«Рекомендовать» рыцаря могли на основании измены, убийства, оставления собрата по оружию на поле боя, похищения женщины или насилия над ней, нарушения данного слова, ростовщичества, мезальянса (неравного брака) и покушения на честь дам злословием о них. Первые пять считались непростительными и обвиняемого в них осыпали насмешками и бранью и били все рыцари и оруженосцы до тех пор, пока он не соглашался отдать лошадь, что приравнивалось к признанию собственной вины. Тогда слуги обрезали подпруги его седла и сажали «рекомендованного» вместе с седлом верхом на барьер, где он и должен был просидеть до конца турнира (рис. 14). Лошадь же отдавали трубачам и менестрелям. Дворян, замеченных в мезальянсе, наказывали не столь строго. Их также били до тех пор, пока они не согласятся отдать коня, но коня не отбирали. В течение турнира такой рыцарь, оставаясь на коне, должен был находиться в пространстве между барьерами под охраной герольда. Там он сдавал все свое оружие. На барьер его могли посадить только в том случае, если он пытался вырваться на свободу. Освободить рыцаря от наказания за неравный брак мог только один из предводителей турнира, коснувшись его турнирным мечом или палицей. Такого рыцаря уже нельзя было снова «рекомендовать» на том же основании, после чего он мог взять себе новую гербовую фигуру и дополнить герб новыми элементами. Рыцарей, которые злословили о дамах, били до тех пор, пока они громко, в полный голос не просили у дам пощады и обещали впредь никогда не отзываться о них дурно. Любое из этих
наказаний считалось правомерным лишь после разбирательства и вынесения соответствующего решения судьями.
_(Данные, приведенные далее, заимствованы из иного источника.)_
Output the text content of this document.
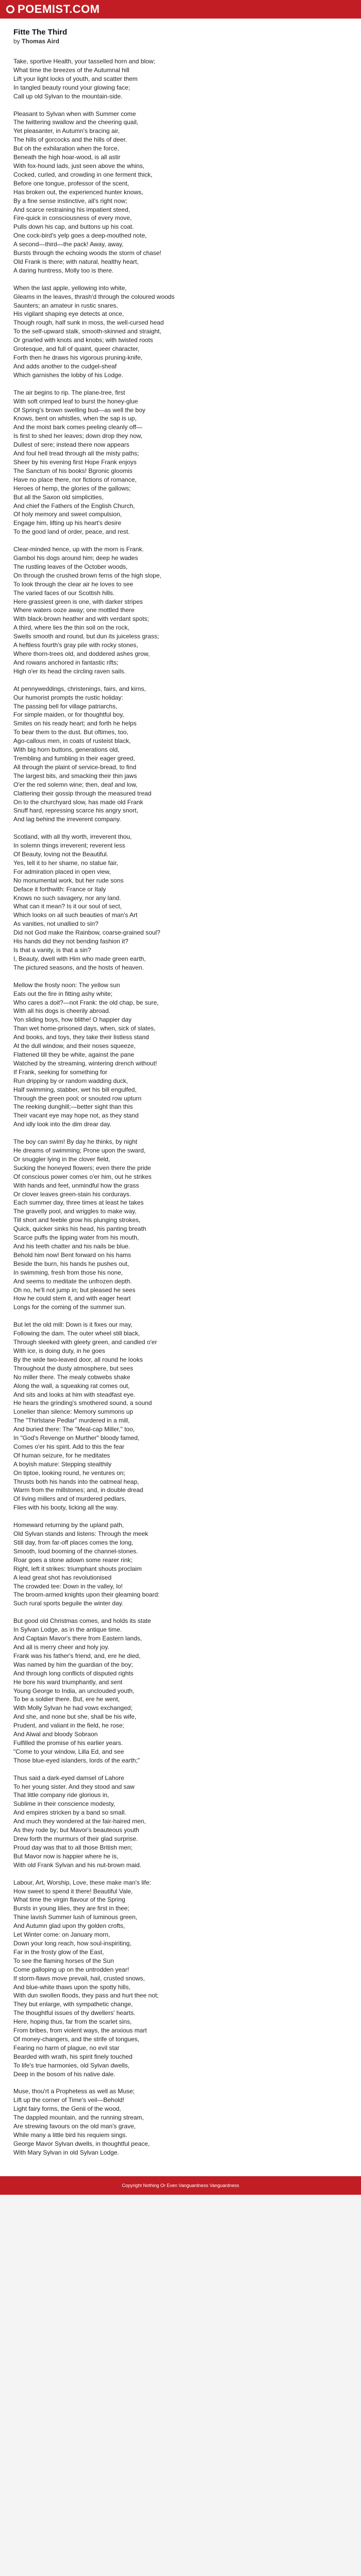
POEMIST.COM
Fitte The Third
by Thomas Aird
Take, sportive Health, your tasselled horn and blow;
What time the breezes of the Autumnal hill
Lift your light locks of youth, and scatter them
In tangled beauty round your glowing face;
Call up old Sylvan to the mountain-side.
Pleasant to Sylvan when with Summer come
The twittering swallow and the cheering quail,
Yet pleasanter, in Autumn's bracing air,
The hills of gorcocks and the hills of deer.
But oh the exhilaration when the force,
Beneath the high hoar-wood, is all astir
With fox-hound lads, just seen above the whins,
Cocked, curled, and crowding in one ferment thick,
Before one tongue, professor of the scent,
Has broken out, the experienced hunter knows,
By a fine sense instinctive, all's right now;
And scarce restraining his impatient steed,
Fire-quick in consciousness of every move,
Pulls down his cap, and buttons up his coat.
One cock-bird's yelp goes a deep-mouthed note,
A second—third—the pack! Away, away,
Bursts through the echoing woods the storm of chase!
Old Frank is there; with natural, healthy heart,
A daring huntress, Molly too is there.
When the last apple, yellowing into white,
Gleams in the leaves, thrash'd through the coloured woods
Saunters; an amateur in rustic snares,
His vigilant shaping eye detects at once,
Though rough, half sunk in moss, the well-cursed head
To the self-upward stalk, smooth-skinned and straight,
Or gnarled with knots and knobs; with twisted roots
Grotesque, and full of quaint, queer character,
Forth then he draws his vigorous pruning-knife,
And adds another to the cudgel-sheaf
Which garnishes the lobby of his Lodge.
The air begins to rip. The plane-tree, first
With soft crimped leaf to burst the honey-glue
Of Spring's brown swelling bud—as well the boy
Knows, bent on whistles, when the sap is up,
And the moist bark comes peeling cleanly off—
Is first to shed her leaves; down drop they now,
Dullest of sere; instead there now appears
And foul hell tread through all the misty paths;
Sheer by his evening first Hope Frank enjoys
The Sanctum of his books! Bgronic gloomis
Have no place there, nor fictions of romance,
Heroes of hemp, the glories of the gallows;
But all the Saxon old simplicities,
And chief the Fathers of the English Church,
Of holy memory and sweet compulsion,
Engage him, lifting up his heart's desire
To the good land of order, peace, and rest.
Clear-minded hence, up with the morn is Frank.
Gambol his dogs around him; deep he wades
The rustling leaves of the October woods,
On through the crushed brown ferns of the high slope,
To look through the clear air he loves to see
The varied faces of our Scottish hills.
Here grassiest green is one, with darker stripes
Where waters ooze away; one mottled there
With black-brown heather and with verdant spots;
A third, where lies the thin soil on the rock,
Swells smooth and round, but dun its juiceless grass;
A heftless fourth's gray pile with rocky stones,
Where thorn-trees old, and doddered ashes grow,
And rowans anchored in fantastic rifts;
High o'er its head the circling raven sails.
At pennyweddings, christenings, fairs, and kirns,
Our humorist prompts the rustic holiday:
The passing bell for village patriarchs,
For simple maiden, or for thoughtful boy,
Smites on his ready heart; and forth he helps
To bear them to the dust. But oftimes, too,
Ago-callous men, in coats of rusteist black,
With big horn buttons, generations old,
Trembling and fumbling in their eager greed,
All through the plaint of service-bread, to find
The largest bits, and smacking their thin jaws
O'er the red solemn wine; then, deaf and low,
Clattering their gossip through the measured tread
On to the churchyard slow, has made old Frank
Snuff hard, repressing scarce his angry snort,
And lag behind the irreverent company.
Scotland, with all thy worth, irreverent thou,
In solemn things irreverent; reverent less
Of Beauty, loving not the Beautiful.
Yes, tell it to her shame, no statue fair,
For admiration placed in open view,
No monumental work, but her rude sons
Deface it forthwith: France or Italy
Knows no such savagery, nor any land.
What can it mean? Is it our soul of sect,
Which looks on all such beauties of man's Art
As vanities, not unallied to sin?
Did not God make the Rainbow, coarse-grained soul?
His hands did they not bending fashion it?
Is that a vanity, is that a sin?
I, Beauty, dwell with Him who made green earth,
The pictured seasons, and the hosts of heaven.
Mellow the frosty noon: The yellow sun
Eats out the fire in fitting ashy white;
Who cares a doit?—not Frank: the old chap, be sure,
With all his dogs is cheerily abroad.
Yon sliding boys, how blithe! O happier day
Than wet home-prisoned days, when, sick of slates,
And books, and toys, they take their listless stand
At the dull window, and their noses squeeze,
Flattened till they be white, against the pane
Watched by the streaming, wintering drench without!
If Frank, seeking for something for
Run dripping by or random wadding duck,
Half swimming, stabber, wet his bill engulfed,
Through the green pool; or snouted row upturn
The reeking dunghill;—better sight than this
Their vacant eye may hope not, as they stand
And idly look into the dim drear day.
The boy can swim! By day he thinks, by night
He dreams of swimming; Prone upon the sward,
Or snuggler lying in the clover field,
Sucking the honeyed flowers; even there the pride
Of conscious power comes o'er him, out he strikes
With hands and feet, unmindful how the grass
Or clover leaves green-stain his cordurays.
Each summer day, three times at least he takes
The gravelly pool, and wriggles to make way,
Till short and feeble grow his plunging strokes,
Quick, quicker sinks his head, his panting breath
Scarce puffs the lipping water from his mouth,
And his teeth chatter and his nails be blue.
Behold him now! Bent forward on his hams
Beside the burn, his hands he pushes out,
In swimming, fresh from those his none,
And seems to meditate the unfrozen depth.
Oh no, he'll not jump in; but pleased he sees
How he could stem it, and with eager heart
Longs for the coming of the summer sun.
But let the old mill: Down is it fixes our may,
Following the dam. The outer wheel still black,
Through sleeked with gleety green, and candled o'er
With ice, is doing duty, in he goes
By the wide two-leaved door, all round he looks
Throughout the dusty atmosphere, but sees
No miller there. The mealy cobwebs shake
Along the wall, a squeaking rat comes out,
And sits and looks at him with steadfast eye.
He hears the grinding's smothered sound, a sound
Lonelier than silence: Memory summons up
The "Thirlstane Pedlar" murdered in a mill,
And buried there: The "Meal-cap Miller," too,
In "God's Revenge on Murther" bloody famed,
Comes o'er his spirit. Add to this the fear
Of human seizure, for he meditates
A boyish mature: Stepping stealthily
On tiptoe, looking round, he ventures on;
Thrusts both his hands into the oatmeal heap,
Warm from the millstones; and, in double dread
Of living millers and of murdered pedlars,
Flies with his booty, licking all the way.
Homeward returning by the upland path,
Old Sylvan stands and listens: Through the meek
Still day, from far-off places comes the long,
Smooth, loud booming of the channel-stones.
Roar goes a stone adown some rearer rink;
Right, left it strikes: triumphant shouts proclaim
A lead great shot has revolutionised
The crowded tee: Down in the valley, lo!
The broom-armed knights upon their gleaming board:
Such rural sports beguile the winter day.
But good old Christmas comes, and holds its state
In Sylvan Lodge, as in the antique time.
And Captain Mavor's there from Eastern lands,
And all is merry cheer and holy joy.
Frank was his father's friend, and, ere he died,
Was named by him the guardian of the boy;
And through long conflicts of disputed rights
He bore his ward triumphantly, and sent
Young George to India, an unclouded youth,
To be a soldier there. But, ere he went,
With Molly Sylvan he had vows exchanged;
And she, and none but she, shall be his wife,
Prudent, and valiant in the field, he rose;
And Alwal and bloody Sobraon
Fulfilled the promise of his earlier years.
"Come to your window, Lilla Ed, and see
Those blue-eyed islanders, lords of the earth;"
Thus said a dark-eyed damsel of Lahore
To her young sister. And they stood and saw
That little company ride glorious in,
Sublime in their conscience modesty,
And empires stricken by a band so small.
And much they wondered at the fair-haired men,
As they rode by; but Mavor's beauteous youth
Drew forth the murmurs of their glad surprise.
Proud day was that to all those British men;
But Mavor now is happier where he is,
With old Frank Sylvan and his nut-brown maid.
Labour, Art, Worship, Love, these make man's life:
How sweet to spend it there! Beautiful Vale,
What time the virgin flavour of the Spring
Bursts in young lilies, they are first in thee;
Thine lavish Summer lush of luminous green,
And Autumn glad upon thy golden crofts,
Let Winter come: on January morn,
Down your long reach, how soul-inspiriting,
Far in the frosty glow of the East,
To see the flaming horses of the Sun
Come galloping up on the untrodden year!
If storm-flaws move prevail, hail, crusted snows,
And blue-white thaws upon the spotty hills,
With dun swollen floods, they pass and hurt thee not;
They but enlarge, with sympathetic change,
The thoughtful issues of thy dwellers' hearts.
Here, hoping thus, far from the scarlet sins,
From bribes, from violent ways, the anxious mart
Of money-changers, and the strife of tongues,
Fearing no harm of plague, no evil star
Bearded with wrath, his spirit finely touched
To life's true harmonies, old Sylvan dwells,
Deep in the bosom of his native dale.
Muse, thou'rt a Prophetess as well as Muse;
Lift up the corner of Time's veil—Behold!
Light fairy forms, the Genii of the wood,
The dappled mountain, and the running stream,
Are strewing favours on the old man's grave,
While many a little bird his requiem sings.
George Mavor Sylvan dwells, in thoughtful peace,
With Mary Sylvan in old Sylvan Lodge.
Copyright Nothing Or Even Vanguardness Vanguardness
После церемонии в монастыре шлемы и знамена возвращались их владельцам, а вечер посвящался танцам.
На следующий день в полдень все участники должны были явиться на ристалище невооруженными (разрешалось иметь только жезлы) в сопровождении знаменосцев со свернутыми знаменами. Первой на ристалище появлялась партия рыцарей зачинщика.
Некоторое время они гарцевали на конях, затем гербовый король громко зачитывал им правила турниров и призывал поклясться их исполнить. Рыцари поднимали правую руку и отвечали возгласом одобрения: «О-эй! О-эй!» Затем подобным образом к присяге приводили партию рыцарей защитника.
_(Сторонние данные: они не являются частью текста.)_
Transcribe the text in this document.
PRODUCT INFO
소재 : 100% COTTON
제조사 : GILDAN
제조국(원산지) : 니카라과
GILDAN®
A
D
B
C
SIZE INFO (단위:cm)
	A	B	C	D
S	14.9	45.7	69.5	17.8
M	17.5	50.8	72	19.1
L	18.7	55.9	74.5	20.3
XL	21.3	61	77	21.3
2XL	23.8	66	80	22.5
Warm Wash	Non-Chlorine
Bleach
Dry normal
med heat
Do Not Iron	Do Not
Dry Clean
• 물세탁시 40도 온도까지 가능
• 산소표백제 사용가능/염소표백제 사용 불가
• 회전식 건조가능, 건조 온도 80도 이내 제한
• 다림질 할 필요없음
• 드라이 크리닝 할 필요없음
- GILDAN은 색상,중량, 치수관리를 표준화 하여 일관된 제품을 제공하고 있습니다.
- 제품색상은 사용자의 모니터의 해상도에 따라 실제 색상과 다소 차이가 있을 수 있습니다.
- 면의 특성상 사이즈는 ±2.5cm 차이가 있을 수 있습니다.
Вечер, как и в предыдущие дни, завершался танцами, после которых судьи выбирали двух самых красивых и благородных дам и, взяв их под руки, в сопровождении гербового короля и персе-вантов обходили с ними зал церемонии. Один из персевантов нес длинную белую вуаль, расшитую золотыми блестками
За полчаса до начала турнира (обычно он начинался в полдень) на ристалище появлялись дамы и занимали места на трибунах. Затем верхом прибывали судьи, гербовый король и почетный рыцарь, впереди которых двигались трубачи. Оставаясь на конях, они проверяли все ли в порядке: правильно ли натянуты канаты, на месте ли рубщики канатов и пр. После этого почетный рыцарь на боевом коне въезжал на поле между канатами и останавливался. Судьи снимали с него шлем и передавали его гербовому королю, который относил шлем на дамскую трибуну. Далее на трибунах занимали свои места судьи и гербовый король.
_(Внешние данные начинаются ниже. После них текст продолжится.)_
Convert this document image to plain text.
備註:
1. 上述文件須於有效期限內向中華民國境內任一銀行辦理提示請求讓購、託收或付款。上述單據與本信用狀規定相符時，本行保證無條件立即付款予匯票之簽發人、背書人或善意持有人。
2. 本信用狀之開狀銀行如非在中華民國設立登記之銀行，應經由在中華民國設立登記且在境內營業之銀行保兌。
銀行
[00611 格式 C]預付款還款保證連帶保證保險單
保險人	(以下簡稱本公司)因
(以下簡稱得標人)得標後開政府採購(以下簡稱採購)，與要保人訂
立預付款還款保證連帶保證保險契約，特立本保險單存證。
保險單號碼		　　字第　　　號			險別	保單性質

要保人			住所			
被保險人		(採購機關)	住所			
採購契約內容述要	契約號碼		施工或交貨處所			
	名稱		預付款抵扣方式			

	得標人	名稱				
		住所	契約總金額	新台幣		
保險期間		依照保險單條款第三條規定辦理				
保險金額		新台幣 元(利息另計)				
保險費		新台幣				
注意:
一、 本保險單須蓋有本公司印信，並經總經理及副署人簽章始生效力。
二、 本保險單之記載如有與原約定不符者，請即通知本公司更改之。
К десяти часам утра участники турнира должны были уже позавтракать. Около двух часов длилось облачение в турнирное снаряжение. В одиннадцать часов герольды и персеванты объезжали постоялые дворы, где остановились рыцари, крича: «Оставляйте шлемы, оставляйте шлемы, сеньоры рыцари и оруженосцы! Оставляйте шлемы, разворачивайте знамена и ступайте за знаменем вашего предводителя!» Затем каждый участник турнира в сопровождении своих людей медленно направлялся к апартаментам своего сеньора-предводителя. Для того чтобы турнир не перерастал в групповое побоище, количество конных слуг строго регламентировалось. Так, принц мог привести с собой четырех, граф — трех, рыцарь — двух, а оруженосец — одного конного слугу. Число пеших слуг не ограничивалось. Позади рыцаря или оруженосца, держась строго в хвост коню хозяина, на хорошей лошади ехал знаменосец, облаченный в доспехи, наручи, поножи, перчатки, шлем или железную шляпу и накидку с гербом сеньора. Дурным знаком и страшной провинностью для знаменосца считалось выронить знамя.